Two-factor authentication usually requires an additional step from the consumer, such as receiving a code via email or text message and supplying that code. It is more accepted in certain in industries, like online banking, but can be a barrier to sales conversion for others, like eCommerce retail. Twitter, Facebook, Google and others have offered two-factor authentication via SMS text messages, which could lead to consumers being more willing and accepting of the extra steps required with two-factor authentication. But Twitter has also recently launched a new way of accomplishing this no longer requiring the user to receive and enter a one-time use code.
With Twitters new two-factor authentication implementation, when users login to their accounts from the web a push notification requiring approval is sent to the users mobile device via the Twitter app for iOS or Android. While this still comes through the phone it does not require the user enter a code, rather they have the option to approve or deny the login via the notification. The login attempt notification includes the user login attempt time, location and browser information. Each time a user attempts login Twitter generates a new and random request ID, meanwhile the user has a private key stored locally on their device. When they approve the login attempt the private key is confirmed as belonging to that user’s device and matching the request ID.

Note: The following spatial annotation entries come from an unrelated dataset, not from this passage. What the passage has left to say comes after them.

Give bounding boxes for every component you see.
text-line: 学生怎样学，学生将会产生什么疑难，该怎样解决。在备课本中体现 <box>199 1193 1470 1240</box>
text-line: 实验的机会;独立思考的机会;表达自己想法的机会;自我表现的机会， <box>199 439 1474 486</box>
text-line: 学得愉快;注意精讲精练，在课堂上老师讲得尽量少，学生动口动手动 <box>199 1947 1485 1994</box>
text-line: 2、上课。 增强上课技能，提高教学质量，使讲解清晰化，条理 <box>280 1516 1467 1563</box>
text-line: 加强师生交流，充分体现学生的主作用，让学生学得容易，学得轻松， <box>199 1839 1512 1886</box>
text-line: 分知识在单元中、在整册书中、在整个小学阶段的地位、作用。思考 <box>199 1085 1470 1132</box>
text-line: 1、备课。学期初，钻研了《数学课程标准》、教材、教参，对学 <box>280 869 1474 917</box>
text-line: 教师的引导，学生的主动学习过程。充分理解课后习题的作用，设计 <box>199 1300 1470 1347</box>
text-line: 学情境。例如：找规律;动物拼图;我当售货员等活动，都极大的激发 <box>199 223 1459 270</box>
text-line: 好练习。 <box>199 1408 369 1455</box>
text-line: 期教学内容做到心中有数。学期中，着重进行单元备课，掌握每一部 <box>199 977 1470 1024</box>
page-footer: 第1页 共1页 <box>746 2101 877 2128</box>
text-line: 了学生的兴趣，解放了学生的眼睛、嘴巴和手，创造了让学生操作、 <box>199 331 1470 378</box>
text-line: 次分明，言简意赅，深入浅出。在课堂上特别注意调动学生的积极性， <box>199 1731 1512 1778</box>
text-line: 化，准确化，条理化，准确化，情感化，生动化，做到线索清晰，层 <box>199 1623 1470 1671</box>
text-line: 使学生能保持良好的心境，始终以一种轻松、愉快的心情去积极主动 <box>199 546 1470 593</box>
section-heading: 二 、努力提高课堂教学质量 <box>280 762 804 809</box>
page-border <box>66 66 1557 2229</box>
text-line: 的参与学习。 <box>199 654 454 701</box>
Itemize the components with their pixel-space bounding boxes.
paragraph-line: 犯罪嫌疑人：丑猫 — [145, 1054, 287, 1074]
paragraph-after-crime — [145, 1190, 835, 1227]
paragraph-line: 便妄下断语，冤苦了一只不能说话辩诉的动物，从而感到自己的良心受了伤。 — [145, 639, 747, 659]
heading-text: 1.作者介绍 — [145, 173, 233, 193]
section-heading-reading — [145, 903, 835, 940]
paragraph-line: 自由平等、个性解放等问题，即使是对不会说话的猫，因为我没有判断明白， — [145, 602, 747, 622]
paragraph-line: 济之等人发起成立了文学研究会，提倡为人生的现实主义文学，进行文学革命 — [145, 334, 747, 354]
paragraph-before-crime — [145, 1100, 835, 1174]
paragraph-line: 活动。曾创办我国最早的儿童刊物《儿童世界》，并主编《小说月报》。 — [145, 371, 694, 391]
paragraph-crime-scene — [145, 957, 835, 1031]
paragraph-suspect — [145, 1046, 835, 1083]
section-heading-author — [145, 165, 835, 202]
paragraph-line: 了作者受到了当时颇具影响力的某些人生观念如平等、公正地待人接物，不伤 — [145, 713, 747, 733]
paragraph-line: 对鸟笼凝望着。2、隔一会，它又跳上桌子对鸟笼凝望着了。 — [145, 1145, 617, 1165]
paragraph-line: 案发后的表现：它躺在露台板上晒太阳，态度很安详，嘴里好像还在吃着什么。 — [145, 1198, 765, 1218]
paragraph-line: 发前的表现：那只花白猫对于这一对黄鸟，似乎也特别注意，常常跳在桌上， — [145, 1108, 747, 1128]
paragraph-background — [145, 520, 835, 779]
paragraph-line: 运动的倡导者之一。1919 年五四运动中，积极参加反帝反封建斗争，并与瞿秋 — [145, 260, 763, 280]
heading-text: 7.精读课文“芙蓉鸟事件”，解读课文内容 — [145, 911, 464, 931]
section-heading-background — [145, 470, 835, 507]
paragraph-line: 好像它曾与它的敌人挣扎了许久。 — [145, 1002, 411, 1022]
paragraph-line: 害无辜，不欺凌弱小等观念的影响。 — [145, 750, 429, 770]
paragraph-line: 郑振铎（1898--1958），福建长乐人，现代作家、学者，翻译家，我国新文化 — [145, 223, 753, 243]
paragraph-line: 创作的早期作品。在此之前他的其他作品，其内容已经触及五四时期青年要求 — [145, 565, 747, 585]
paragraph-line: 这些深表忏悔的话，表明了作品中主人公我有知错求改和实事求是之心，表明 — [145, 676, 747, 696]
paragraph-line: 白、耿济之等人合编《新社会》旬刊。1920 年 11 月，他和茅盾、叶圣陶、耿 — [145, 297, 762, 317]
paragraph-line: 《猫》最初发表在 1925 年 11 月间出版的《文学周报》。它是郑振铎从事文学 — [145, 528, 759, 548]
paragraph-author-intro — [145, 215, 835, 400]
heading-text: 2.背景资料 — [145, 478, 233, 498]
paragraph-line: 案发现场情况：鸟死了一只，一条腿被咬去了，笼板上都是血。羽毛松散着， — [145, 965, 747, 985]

This method is easier and simpler for the consumer than providing a random code provided via SMS, but is not without issues of its own. It requires the user to have mobile internet access at the time the login notification is sent, that the user has the Twitter app and that they have an iOS or Android device. But organizations using a mobile app to send and receive login confirmations, whether it’s an existing one with other functions or a new one provided by the organization or a third-party specifically for this purpose, is something that could be utilized by other organizations. Many will be watching, and tweeting about, the pros and cons of this new voluntary two-factor authentication mechanism.